While text based apps have taken hold in the region, cutting-edge technologies such as 3D printing have also begun to emerge. Away from the fast pace of Silicon Savannah in Nairobi, across the northern border lies South Sudan, a country ravaged by civil war that has left 50,000 amputees in its wake. In 2013 Mike Ebeling from Not Impossible, a California media and technology company set up the world's first 3D printing facility designed specifically to produce prosthetic limbs there.
Called Project Daniel, after the boy Ebeling read about who lost both his arms in 2010, its aim was to help those devastated by the on going conflict regain their independence. Prosthetic technology currently is too expensive for many in South Sudan, but through 3D technology, each arm costs only £60 to make. When Mick left, the skills he left behind has lead to communities printing out their own limbs at the rate of one-a-week.
The adoption of new technology in and around Silicon Savannah has helped the region leapfrog many of the hurdles faced by Europe and America's digital overhaul. The use of mobile phones for the purchase of goods in Africa is way ahead of other counterparts.

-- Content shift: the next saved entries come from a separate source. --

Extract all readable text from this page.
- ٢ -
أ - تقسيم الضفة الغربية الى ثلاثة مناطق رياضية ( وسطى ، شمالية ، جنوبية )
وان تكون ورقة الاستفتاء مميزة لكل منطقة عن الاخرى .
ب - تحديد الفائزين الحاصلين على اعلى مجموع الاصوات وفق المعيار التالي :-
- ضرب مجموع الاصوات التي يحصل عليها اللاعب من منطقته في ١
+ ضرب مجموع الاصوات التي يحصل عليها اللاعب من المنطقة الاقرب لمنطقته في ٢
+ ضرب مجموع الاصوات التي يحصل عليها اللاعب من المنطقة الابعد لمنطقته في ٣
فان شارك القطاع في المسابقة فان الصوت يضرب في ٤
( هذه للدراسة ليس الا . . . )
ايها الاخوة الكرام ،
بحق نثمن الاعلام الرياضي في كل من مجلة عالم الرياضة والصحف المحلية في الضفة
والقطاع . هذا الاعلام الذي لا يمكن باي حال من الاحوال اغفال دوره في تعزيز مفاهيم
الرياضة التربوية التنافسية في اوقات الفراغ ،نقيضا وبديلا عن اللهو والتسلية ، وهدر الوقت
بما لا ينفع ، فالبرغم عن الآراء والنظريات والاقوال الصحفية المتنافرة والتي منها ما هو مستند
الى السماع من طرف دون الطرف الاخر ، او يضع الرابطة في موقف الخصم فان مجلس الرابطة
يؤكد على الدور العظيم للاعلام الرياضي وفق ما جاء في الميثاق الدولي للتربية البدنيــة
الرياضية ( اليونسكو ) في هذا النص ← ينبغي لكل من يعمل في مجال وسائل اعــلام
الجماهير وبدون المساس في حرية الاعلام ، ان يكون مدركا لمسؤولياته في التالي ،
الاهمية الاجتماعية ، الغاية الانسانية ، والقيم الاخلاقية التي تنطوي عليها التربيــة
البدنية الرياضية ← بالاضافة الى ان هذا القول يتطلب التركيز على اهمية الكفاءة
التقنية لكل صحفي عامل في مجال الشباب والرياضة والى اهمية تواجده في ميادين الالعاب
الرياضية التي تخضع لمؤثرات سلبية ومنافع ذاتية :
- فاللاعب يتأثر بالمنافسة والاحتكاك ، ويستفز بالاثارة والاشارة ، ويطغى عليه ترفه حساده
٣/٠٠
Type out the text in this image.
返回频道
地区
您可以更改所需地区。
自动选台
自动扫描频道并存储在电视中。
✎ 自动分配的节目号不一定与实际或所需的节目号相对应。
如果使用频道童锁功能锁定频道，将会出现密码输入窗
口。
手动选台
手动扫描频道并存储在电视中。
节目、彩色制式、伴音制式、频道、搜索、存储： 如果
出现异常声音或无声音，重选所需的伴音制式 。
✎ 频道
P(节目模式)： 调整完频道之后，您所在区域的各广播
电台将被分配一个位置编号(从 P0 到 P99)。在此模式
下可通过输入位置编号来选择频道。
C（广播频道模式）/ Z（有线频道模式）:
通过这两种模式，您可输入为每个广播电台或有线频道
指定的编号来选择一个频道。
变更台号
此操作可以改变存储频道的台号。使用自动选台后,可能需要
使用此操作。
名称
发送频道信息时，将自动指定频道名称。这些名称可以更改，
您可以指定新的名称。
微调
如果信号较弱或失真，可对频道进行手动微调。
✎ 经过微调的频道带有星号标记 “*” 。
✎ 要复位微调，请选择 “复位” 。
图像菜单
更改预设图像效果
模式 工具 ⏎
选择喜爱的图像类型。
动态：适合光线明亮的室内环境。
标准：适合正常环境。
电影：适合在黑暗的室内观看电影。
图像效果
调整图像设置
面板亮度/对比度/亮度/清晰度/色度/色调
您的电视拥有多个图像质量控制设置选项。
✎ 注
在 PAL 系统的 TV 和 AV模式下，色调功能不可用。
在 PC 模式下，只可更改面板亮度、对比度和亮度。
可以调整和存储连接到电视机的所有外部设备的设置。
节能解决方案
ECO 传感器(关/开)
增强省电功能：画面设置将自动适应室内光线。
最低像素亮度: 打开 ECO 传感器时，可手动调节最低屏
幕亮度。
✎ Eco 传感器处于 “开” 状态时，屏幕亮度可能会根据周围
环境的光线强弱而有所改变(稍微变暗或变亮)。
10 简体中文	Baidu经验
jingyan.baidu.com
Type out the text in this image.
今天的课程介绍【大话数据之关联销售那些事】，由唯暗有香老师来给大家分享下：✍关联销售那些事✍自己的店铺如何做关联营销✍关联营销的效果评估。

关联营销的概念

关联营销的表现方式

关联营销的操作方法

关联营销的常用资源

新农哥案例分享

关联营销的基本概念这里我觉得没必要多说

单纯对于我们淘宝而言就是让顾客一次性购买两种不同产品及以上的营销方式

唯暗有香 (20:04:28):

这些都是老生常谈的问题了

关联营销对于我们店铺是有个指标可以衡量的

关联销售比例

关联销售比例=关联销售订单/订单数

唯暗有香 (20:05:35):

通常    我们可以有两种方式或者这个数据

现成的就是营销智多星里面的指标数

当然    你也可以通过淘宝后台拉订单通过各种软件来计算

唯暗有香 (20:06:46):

But despite that, there are still a number of basic building blocks required to help places like Nairobi take on more established cities such as Tel Aviv and Bangalore when it comes to attracting the world's best talent. "We need to solve the nitty-gritty first and then we can invent new things," Joe Mucheru, head of Google in Kenya told the Economist. But for those t-shirt clad entrepreneurs sat above the Ngong Road, that future is only a few clicks away.